MHealth technology is moving too quickly for regulatory bodies to keep up, according to panelists at the ACRP 2016 Meeting & Expo in Atlanta today.

Adoption has been slow in part because consent issues remain fuzzy, said Phillip Coran, Senior Director Quality and Regulatory Affairs at Medidata Solutions.

“We’re still at a pretty early stage of usage in clinical trials,” Coran told attendees. Across the board, the clinical trial industry remains hesitant to fully embrace mHealth usage despite its many benefits in terms of subject acquisition and utility.

There are 194 interventional trials in progress relying in some way on mHealth tools, according to data retrieved from clinicaltrials.gov in February, Coran noted.

Consent is always a big issue, as demonstrated by the fact that FDA issued findings to 42% of investigators audited. Inadequate informed consent was a top finding — including use of an incorrect version of the consent form. The vast majority of these trials do not include mHealth components. However, there is no reason to expect different findings for trials that do use them down the line, experts generally agree.

From the sponsor perspective, Eli Lilly Global Informed Consent Form Process Owner Jennifer Lentz is looking for “continued development” in four key areas:

  • Validation/qualification for use in trials,
  • Legal/regulatory guidance on the use of mHealth solutions,
  • Scientific and technical challenges related to use of mHealth solutions, and
  • Feedback from sites and patients regarding the usability of mHealth solutions.
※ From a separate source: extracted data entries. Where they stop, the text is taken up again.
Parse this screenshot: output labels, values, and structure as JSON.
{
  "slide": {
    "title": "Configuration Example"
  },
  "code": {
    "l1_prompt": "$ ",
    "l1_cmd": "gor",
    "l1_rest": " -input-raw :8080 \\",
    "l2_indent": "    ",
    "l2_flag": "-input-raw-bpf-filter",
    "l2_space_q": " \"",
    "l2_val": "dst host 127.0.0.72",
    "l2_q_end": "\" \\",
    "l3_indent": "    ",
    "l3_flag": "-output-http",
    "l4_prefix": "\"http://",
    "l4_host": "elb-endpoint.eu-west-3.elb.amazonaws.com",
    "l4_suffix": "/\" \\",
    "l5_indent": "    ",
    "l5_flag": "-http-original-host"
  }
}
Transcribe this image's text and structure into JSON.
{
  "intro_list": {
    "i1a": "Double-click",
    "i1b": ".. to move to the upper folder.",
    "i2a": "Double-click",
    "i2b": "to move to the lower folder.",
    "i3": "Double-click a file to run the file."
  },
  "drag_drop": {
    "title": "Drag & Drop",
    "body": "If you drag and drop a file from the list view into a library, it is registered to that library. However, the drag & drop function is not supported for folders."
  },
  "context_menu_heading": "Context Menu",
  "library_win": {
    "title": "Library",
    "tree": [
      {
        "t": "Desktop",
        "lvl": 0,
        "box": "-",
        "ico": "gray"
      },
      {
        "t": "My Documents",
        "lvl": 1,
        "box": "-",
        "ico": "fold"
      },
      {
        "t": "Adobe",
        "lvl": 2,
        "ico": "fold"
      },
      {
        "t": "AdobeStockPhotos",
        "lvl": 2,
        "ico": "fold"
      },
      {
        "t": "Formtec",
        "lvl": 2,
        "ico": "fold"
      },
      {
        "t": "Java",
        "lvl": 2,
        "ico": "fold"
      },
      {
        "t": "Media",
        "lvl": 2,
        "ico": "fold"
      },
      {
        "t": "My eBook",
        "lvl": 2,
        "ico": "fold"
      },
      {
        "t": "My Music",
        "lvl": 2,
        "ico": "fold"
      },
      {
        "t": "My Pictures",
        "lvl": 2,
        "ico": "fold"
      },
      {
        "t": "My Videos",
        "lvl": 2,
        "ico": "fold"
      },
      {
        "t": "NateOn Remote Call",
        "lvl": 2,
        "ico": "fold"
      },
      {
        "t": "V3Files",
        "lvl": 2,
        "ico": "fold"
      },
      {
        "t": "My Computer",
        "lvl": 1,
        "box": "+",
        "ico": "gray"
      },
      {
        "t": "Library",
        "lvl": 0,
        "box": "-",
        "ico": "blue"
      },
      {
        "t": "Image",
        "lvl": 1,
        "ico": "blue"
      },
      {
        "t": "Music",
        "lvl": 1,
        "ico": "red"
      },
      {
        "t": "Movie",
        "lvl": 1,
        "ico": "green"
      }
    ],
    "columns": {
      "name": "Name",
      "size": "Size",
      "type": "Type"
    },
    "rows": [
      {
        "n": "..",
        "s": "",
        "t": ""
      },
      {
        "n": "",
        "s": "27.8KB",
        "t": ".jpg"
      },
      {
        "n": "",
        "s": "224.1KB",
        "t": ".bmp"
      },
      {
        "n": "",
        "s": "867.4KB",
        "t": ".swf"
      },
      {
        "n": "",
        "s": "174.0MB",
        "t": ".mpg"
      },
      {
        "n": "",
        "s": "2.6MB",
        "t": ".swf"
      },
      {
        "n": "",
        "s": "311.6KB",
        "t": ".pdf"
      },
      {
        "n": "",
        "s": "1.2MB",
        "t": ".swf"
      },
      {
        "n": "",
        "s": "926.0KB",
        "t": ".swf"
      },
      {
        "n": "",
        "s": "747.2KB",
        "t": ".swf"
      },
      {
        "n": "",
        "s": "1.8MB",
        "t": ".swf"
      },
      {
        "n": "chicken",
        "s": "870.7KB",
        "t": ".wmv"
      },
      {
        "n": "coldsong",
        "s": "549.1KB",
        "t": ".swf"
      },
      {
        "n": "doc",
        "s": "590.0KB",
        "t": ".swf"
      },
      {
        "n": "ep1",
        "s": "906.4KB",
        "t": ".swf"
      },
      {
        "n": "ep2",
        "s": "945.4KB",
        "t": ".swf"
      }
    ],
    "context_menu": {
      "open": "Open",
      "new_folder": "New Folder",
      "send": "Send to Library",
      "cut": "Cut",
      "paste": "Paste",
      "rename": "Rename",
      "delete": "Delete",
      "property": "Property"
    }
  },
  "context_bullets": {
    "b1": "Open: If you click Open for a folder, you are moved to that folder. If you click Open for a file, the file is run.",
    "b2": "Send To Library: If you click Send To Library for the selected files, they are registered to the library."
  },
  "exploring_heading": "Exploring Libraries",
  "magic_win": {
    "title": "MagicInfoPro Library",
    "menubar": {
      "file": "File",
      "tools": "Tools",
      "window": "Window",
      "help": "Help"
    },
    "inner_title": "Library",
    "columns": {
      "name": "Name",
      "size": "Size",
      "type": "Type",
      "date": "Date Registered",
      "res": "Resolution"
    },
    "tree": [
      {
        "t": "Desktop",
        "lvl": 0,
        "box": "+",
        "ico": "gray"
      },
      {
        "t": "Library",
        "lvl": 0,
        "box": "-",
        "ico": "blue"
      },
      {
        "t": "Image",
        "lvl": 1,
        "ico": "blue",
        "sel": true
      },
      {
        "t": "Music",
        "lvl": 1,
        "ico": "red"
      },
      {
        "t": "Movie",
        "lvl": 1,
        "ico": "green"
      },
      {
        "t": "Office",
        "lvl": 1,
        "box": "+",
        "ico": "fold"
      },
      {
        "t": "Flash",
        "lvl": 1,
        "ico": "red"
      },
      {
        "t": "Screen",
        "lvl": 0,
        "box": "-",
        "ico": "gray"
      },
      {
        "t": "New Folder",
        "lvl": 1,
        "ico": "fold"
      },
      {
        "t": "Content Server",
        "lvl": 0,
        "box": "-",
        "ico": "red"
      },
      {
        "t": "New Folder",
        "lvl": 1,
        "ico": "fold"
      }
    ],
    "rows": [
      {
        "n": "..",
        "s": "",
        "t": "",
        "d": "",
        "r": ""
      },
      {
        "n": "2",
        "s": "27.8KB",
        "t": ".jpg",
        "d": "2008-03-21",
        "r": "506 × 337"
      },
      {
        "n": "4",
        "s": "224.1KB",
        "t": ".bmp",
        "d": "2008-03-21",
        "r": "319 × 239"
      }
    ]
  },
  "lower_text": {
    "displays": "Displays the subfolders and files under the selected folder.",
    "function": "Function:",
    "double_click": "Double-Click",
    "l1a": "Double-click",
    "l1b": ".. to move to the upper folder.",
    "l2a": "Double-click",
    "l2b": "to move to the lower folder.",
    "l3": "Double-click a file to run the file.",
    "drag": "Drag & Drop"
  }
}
From a regulatory perspective, FDA is focusing on the functionality of an mHealth device when determining whether or not it has oversight authority, Coran pointed out. Broadly speaking, the agency will focus its regulatory flashlight on three categories:

  • Apps that transform a mobile platform by using a mobile platform’s built-in features, such as light, vibrations or camera, to perform a medical device function,
  • Apps that connect an existing device type for purposes of controlling its operation, function, or energy source to control the operation or function of an implantable or body worn medical device, or
  • Apps that are used in active patient monitoring or analyzing patient-specific medical device data from a connected device.